What If You're A Dragon?
Dragon vs. Frog
Recently, a few undergraduate students come to me and request for recommendation letters to apply for graduate programs.
It is a great pleasure and honor to help students having my humble letters. And I asked a fundamental question: "What is your purpose of going to graduate school?".
Students commonly answered:
Because I want to get a better job!
Because I want to experience foreign life!
Because my Mom and Dad want me to go to graduate school!
Because I have good GPA, TOEFL, GRE/GMAT scores.
Then, I changed my question: "What problem do you want to solve for us by using your knowledge from the graduate program?"
Students are puzzled because they think they must come back home to get a good job and serve for their parent. Absolutely, that is OK. But that cannot be a reason to study at a graduate program because the purpose of graduate study is not to train the future workers but questioners, problem-solvers, and leaders.
[Zootopia: July Hopps's Family Talk about Judy's career]
;Many Asian students are bounded by a certain strong social pressure. This is the reason why Asian students work hard: to get a better job; to build a good and stable life.
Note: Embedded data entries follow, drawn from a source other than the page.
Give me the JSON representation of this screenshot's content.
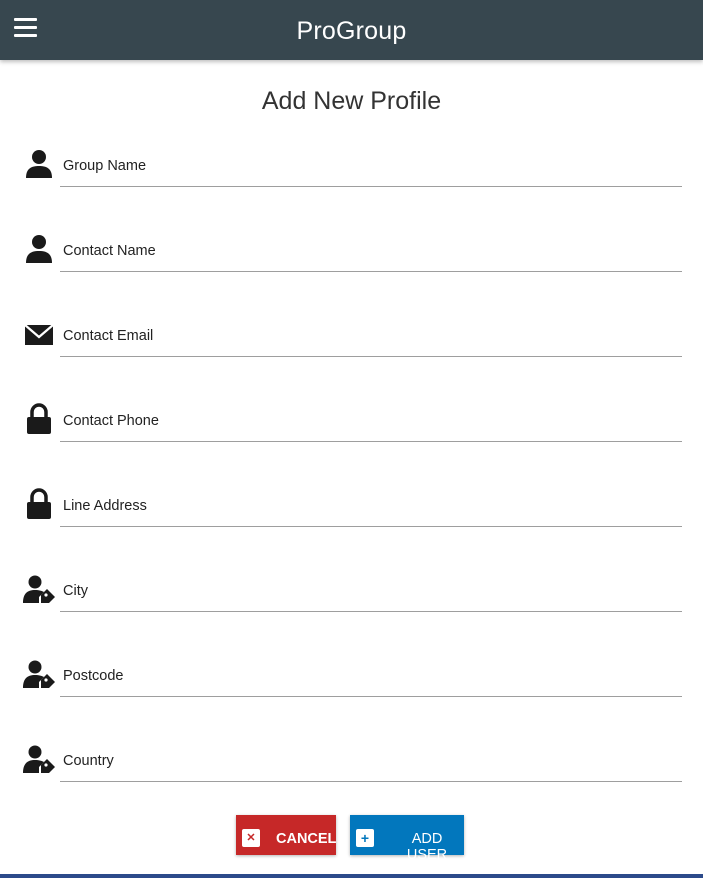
{
  "header": {
    "app_title": "ProGroup",
    "menu_icon": "hamburger-menu-icon",
    "background": "#37474f"
  },
  "page": {
    "title": "Add New Profile"
  },
  "form": {
    "fields": [
      {
        "label": "Group Name",
        "icon": "person-icon",
        "value": ""
      },
      {
        "label": "Contact Name",
        "icon": "person-icon",
        "value": ""
      },
      {
        "label": "Contact Email",
        "icon": "envelope-icon",
        "value": ""
      },
      {
        "label": "Contact Phone",
        "icon": "lock-icon",
        "value": ""
      },
      {
        "label": "Line Address",
        "icon": "lock-icon",
        "value": ""
      },
      {
        "label": "City",
        "icon": "person-tag-icon",
        "value": ""
      },
      {
        "label": "Postcode",
        "icon": "person-tag-icon",
        "value": ""
      },
      {
        "label": "Country",
        "icon": "person-tag-icon",
        "value": ""
      }
    ]
  },
  "actions": {
    "cancel_label": "CANCEL",
    "cancel_icon": "close-icon",
    "cancel_color": "#c62828",
    "add_label": "ADD USER",
    "add_icon": "plus-icon",
    "add_color": "#0277bd"
  }
}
But what if these Kids have a great potential that can lead us to a better world through their creative and constructive problem-solving actions? Is the mediocre expectation from parents and society appropriate?
I wish my students can search for a tough problem that must be addressed by the young talent. And I wish my students would not afraid to listen and follow their own callings from the tough problem.
Because I can sense that many of our kids are dragons, not frogs.
Dragons, please rise and fly high to help people!